Let that be a lesson to you all.  

Nick  

Nicholas Thompson
Emeritus Professor of Ethology and Psychology
Clark University
thompnicks...@gmail.com
https://wordpress.clarku.edu/nthompson/
 


-----Original Message-----
From: Friam <friam-boun...@redfish.com> On Behalf Of ? u?l?
Sent: Monday, July 6, 2020 2:18 PM
To: FriAM <friam@redfish.com>
Subject: Re: [FRIAM] The theory of everything

Sooooo... I'm familiar with both Reynolds and Mach from my days at Lockheed. 
But Mach, as I (probably don't) understand it, is tied to sound only because 
that's an indirect measure of the medium's compressibility, sound being 
compression waves. In thinking about these "low Reynolds number" organisms, I 
can't help but wonder what the analog for the "speed of sound" is for them.
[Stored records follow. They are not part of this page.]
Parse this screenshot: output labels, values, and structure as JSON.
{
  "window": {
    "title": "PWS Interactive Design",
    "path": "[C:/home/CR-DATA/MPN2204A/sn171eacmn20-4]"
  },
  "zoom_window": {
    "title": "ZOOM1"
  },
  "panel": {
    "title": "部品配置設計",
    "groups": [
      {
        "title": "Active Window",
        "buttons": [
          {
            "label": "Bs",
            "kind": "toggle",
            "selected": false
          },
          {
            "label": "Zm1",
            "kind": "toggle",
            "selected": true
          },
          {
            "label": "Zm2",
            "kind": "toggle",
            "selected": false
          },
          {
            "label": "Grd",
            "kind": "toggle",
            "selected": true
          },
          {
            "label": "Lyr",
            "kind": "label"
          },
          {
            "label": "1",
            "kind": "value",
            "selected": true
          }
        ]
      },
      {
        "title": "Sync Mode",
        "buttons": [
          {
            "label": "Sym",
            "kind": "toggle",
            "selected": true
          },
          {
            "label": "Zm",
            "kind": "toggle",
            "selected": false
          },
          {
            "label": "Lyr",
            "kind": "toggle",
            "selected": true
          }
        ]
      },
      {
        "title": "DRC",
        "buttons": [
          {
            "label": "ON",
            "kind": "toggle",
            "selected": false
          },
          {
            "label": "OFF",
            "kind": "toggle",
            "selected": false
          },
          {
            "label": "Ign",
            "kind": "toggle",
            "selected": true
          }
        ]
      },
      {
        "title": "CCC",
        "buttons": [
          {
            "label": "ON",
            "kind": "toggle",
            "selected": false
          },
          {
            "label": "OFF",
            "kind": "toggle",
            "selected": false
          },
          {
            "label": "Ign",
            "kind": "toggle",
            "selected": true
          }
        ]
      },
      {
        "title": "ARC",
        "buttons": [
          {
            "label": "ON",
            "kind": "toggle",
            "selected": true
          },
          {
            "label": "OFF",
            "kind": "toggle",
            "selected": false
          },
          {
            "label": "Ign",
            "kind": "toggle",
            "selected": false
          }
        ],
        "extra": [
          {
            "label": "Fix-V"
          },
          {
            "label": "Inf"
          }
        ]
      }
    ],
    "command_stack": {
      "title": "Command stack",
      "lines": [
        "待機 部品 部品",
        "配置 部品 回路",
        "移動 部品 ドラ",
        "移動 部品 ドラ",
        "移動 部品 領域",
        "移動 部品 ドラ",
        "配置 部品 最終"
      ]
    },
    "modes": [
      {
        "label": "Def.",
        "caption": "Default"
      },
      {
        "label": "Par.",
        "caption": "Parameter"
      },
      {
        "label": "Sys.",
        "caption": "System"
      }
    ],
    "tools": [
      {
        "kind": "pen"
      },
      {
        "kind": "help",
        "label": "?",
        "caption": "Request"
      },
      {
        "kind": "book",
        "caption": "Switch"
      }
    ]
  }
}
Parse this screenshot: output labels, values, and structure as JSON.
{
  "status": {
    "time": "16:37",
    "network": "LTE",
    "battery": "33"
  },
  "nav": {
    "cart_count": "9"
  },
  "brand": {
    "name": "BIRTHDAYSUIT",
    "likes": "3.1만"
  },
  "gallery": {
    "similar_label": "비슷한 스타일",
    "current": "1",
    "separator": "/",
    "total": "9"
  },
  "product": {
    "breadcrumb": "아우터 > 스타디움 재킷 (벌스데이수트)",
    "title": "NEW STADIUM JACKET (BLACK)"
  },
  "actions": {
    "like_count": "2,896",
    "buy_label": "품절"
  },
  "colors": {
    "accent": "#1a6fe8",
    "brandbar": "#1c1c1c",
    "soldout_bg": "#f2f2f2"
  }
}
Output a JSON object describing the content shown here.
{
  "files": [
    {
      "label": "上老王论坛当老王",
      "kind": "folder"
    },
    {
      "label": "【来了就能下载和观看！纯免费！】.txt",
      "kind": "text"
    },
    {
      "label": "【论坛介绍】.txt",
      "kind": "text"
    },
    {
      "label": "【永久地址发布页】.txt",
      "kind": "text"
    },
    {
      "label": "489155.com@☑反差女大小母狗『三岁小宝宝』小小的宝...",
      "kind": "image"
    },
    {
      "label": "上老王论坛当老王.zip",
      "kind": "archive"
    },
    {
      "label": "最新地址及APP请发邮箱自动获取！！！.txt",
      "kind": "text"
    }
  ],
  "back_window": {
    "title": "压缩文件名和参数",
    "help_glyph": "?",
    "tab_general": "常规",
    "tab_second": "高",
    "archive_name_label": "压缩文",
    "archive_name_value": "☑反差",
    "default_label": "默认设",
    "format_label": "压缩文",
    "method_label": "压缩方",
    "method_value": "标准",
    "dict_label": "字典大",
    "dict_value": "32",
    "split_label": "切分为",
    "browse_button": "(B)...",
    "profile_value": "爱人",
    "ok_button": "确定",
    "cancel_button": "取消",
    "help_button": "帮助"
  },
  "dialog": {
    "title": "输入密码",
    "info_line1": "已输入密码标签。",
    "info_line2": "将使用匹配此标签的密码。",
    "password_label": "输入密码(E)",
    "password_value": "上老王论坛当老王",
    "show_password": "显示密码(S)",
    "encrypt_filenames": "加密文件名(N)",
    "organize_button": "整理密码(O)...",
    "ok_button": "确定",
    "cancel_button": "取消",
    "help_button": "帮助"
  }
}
It 
strikes me that E. coli live way above "Mach 1", they live near Mach ∞, right? 
But if the medium is effectively incompressible, can there be pressure 
gradients across the organism's membrane? There must be, right? Since these 
things have internal architecture, including vacuoles, movement like the 
amoeba's "processes" seems more interesting than the poloidal rotation he 
mentions. Does the amoeba "push" against its medium? Or simply "grow through 
it"?

One of the coolest things about tissues to me is that they engineer their 
world, extruding their tools and infrastructure like so many dorks with 3D 
printers. I've only briefly skimmed the Purcell paper, but I didn't see 
anything about if/how microorganisms might do the same. If the amoeba-like ones 
"grow" through the medium, rather than pushing/pulling, then maybe the analog 
for the Mach number is related to diffusion and gradients, which makes 
Purcell's discussion of it on point, but doesn't go far enough.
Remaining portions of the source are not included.